New Zealand has unveiled its new national tourism strategy, designed to maximise the potential of the sector over the next 12 years.
The ‘Tourism 2025’ strategy, which was released this week at the Tourism Industry Association (TIA) Summit in Wellington, identifies the need for New Zealand’s tourism sector to “evolve and adapt” to take advantage of new opportunities. It focuses on five key areas:
Firstly, the need to “prioritise insight”, to enable the sector to track its own performance, which in turn would support the industry’s decision-making processes.
Secondly, the plan identified the need to increase the country’s air connectivity.

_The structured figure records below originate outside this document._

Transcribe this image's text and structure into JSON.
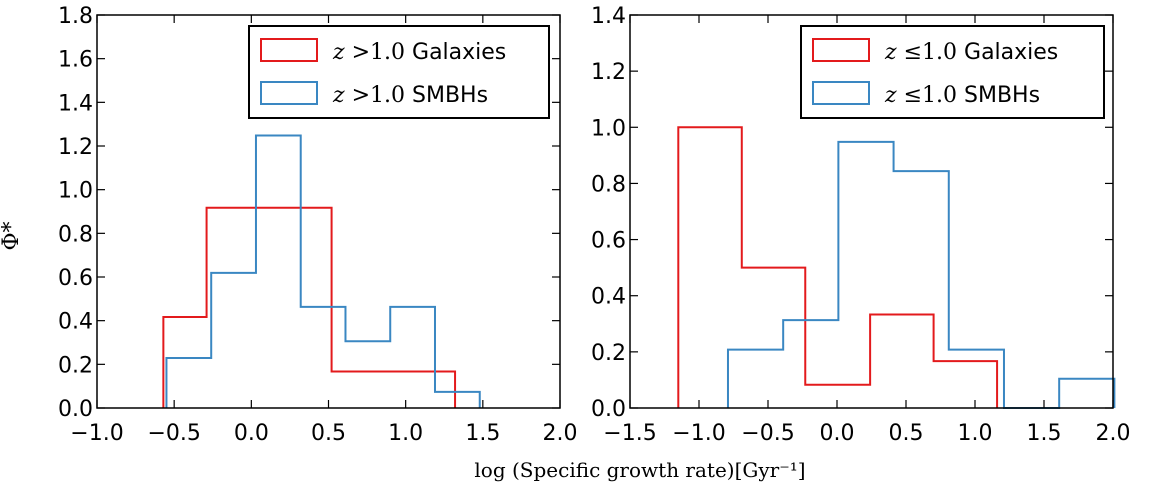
{
  "figure": {
    "ylabel": "Φ*",
    "xlabel": "log (Specific growth rate)[Gyr⁻¹]"
  },
  "colors": {
    "galaxies": "#e31a1c",
    "smbhs": "#3a87c2"
  },
  "chart_data": [
    {
      "type": "histogram",
      "panel": "left",
      "xlim": [
        -1.0,
        2.0
      ],
      "ylim": [
        0.0,
        1.8
      ],
      "xticks": [
        "−1.0",
        "−0.5",
        "0.0",
        "0.5",
        "1.0",
        "1.5",
        "2.0"
      ],
      "xtick_values": [
        -1.0,
        -0.5,
        0.0,
        0.5,
        1.0,
        1.5,
        2.0
      ],
      "yticks": [
        "0.0",
        "0.2",
        "0.4",
        "0.6",
        "0.8",
        "1.0",
        "1.2",
        "1.4",
        "1.6",
        "1.8"
      ],
      "ytick_values": [
        0.0,
        0.2,
        0.4,
        0.6,
        0.8,
        1.0,
        1.2,
        1.4,
        1.6,
        1.8
      ],
      "legend_position": "top-right",
      "series": [
        {
          "name": "z >1.0 Galaxies",
          "name_z": "z",
          "name_rel": ">1.0",
          "name_suffix": "Galaxies",
          "color": "#e31a1c",
          "bin_edges": [
            -0.57,
            -0.29,
            0.52,
            1.32
          ],
          "values": [
            0.417,
            0.917,
            0.167
          ]
        },
        {
          "name": "z >1.0 SMBHs",
          "name_z": "z",
          "name_rel": ">1.0",
          "name_suffix": "SMBHs",
          "color": "#3a87c2",
          "bin_edges": [
            -0.55,
            -0.26,
            0.03,
            0.32,
            0.61,
            0.9,
            1.19,
            1.48
          ],
          "values": [
            0.229,
            0.619,
            1.248,
            0.463,
            0.306,
            0.463,
            0.074
          ]
        }
      ]
    },
    {
      "type": "histogram",
      "panel": "right",
      "xlim": [
        -1.5,
        2.0
      ],
      "ylim": [
        0.0,
        1.4
      ],
      "xticks": [
        "−1.5",
        "−1.0",
        "−0.5",
        "0.0",
        "0.5",
        "1.0",
        "1.5",
        "2.0"
      ],
      "xtick_values": [
        -1.5,
        -1.0,
        -0.5,
        0.0,
        0.5,
        1.0,
        1.5,
        2.0
      ],
      "yticks": [
        "0.0",
        "0.2",
        "0.4",
        "0.6",
        "0.8",
        "1.0",
        "1.2",
        "1.4"
      ],
      "ytick_values": [
        0.0,
        0.2,
        0.4,
        0.6,
        0.8,
        1.0,
        1.2,
        1.4
      ],
      "legend_position": "top-right",
      "series": [
        {
          "name": "z ≤1.0 Galaxies",
          "name_z": "z",
          "name_rel": "≤1.0",
          "name_suffix": "Galaxies",
          "color": "#e31a1c",
          "bin_edges": [
            -1.15,
            -0.69,
            -0.23,
            0.24,
            0.7,
            1.16
          ],
          "values": [
            1.0,
            0.5,
            0.083,
            0.333,
            0.167
          ]
        },
        {
          "name": "z ≤1.0 SMBHs",
          "name_z": "z",
          "name_rel": "≤1.0",
          "name_suffix": "SMBHs",
          "color": "#3a87c2",
          "bin_edges": [
            -0.79,
            -0.39,
            0.01,
            0.41,
            0.81,
            1.21,
            1.61,
            2.01
          ],
          "values": [
            0.208,
            0.313,
            0.948,
            0.844,
            0.208,
            0.0,
            0.104
          ]
        }
      ]
    }
  ]
}
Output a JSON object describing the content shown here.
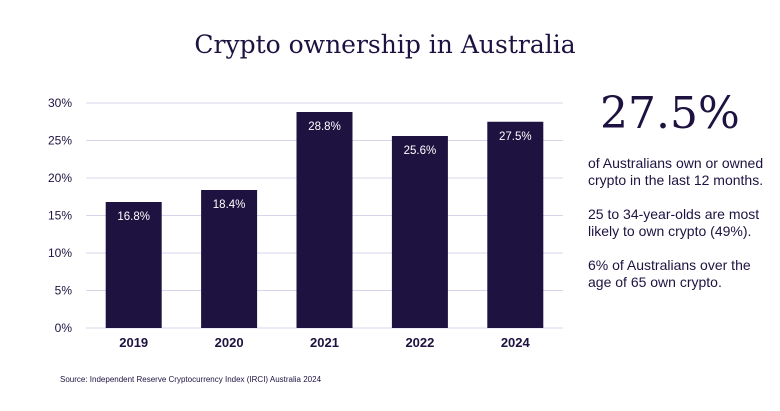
{
  "title": "Crypto ownership in Australia",
  "highlight": {
    "value": "27.5%",
    "notes": [
      "of Australians own or owned crypto in the last 12 months.",
      "25 to 34-year-olds are most likely to own crypto (49%).",
      "6% of Australians over the age of 65 own crypto."
    ]
  },
  "source": "Source: Independent Reserve Cryptocurrency Index (IRCI) Australia 2024",
  "colors": {
    "bar": "#1e1240",
    "grid": "#d8d4ea",
    "text": "#1e1240"
  },
  "chart_data": {
    "type": "bar",
    "categories": [
      "2019",
      "2020",
      "2021",
      "2022",
      "2024"
    ],
    "values": [
      16.8,
      18.4,
      28.8,
      25.6,
      27.5
    ],
    "data_labels": [
      "16.8%",
      "18.4%",
      "28.8%",
      "25.6%",
      "27.5%"
    ],
    "ylim": [
      0,
      30
    ],
    "yticks": [
      0,
      5,
      10,
      15,
      20,
      25,
      30
    ],
    "ytick_labels": [
      "0%",
      "5%",
      "10%",
      "15%",
      "20%",
      "25%",
      "30%"
    ],
    "grid": true,
    "xlabel": "",
    "ylabel": ""
  }
}
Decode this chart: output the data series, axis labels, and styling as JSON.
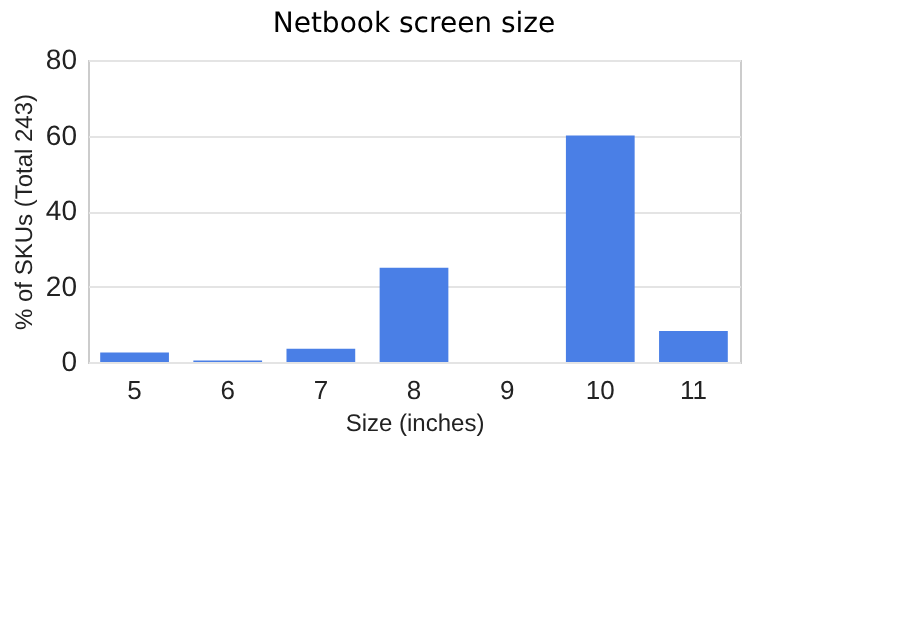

Ninety-nine percent of New Zealand’s visitors arrive by air, and Tourism 2025 stressed the need for “profitable international and domestic connectivity”.
Thirdly, the plan urges the industry to target “high-value opportunities”, including source markets like China and sectors like international student family visits, which it said “remain a rich, largely untapped, source of value”.
Fourth, Tourism 2025 stressed the need to provide an “outstanding visitor experience”, which in turn would drive repeat visits and word-of-mouth recommendations.
And finally, the plan urged the industry to “focus on productivity for profit” – reducing seasonality issues and encouraging wider regional dispersal of visitors. In line with this, it identified the need to target new markets, such as cruise and MICE, which would improve productivity.
“There is no single solution to growing the value New Zealand gets from tourism. But in developing Tourism 2025 over the last six months we have found a range of areas where there are significant opportunities for the industry to increase its value and its profitability,” said TIA’s chief executive, Martin Snedden.
“Tourism 2025 has a firm focus on value growth – growing yield, profitability and return on investment. We are developing a range of initiatives, some for immediate action and some for longer-term implementation, that will allow the industry to seize the opportunities available,” he added.
Tourism New Zealand welcomed the plan, which it said would help the country achieve “long-term, enduring, value-based growth”.
“Change in this industry is constant and as a collective, we need to be constantly re-visiting and re-evaluating what we are doing in order to adapt,” said the tourism board’s chief executive, Kevin Bowler. “This framework… provide[s] the ‘big picture’ thinking that the whole industry can come in behind.”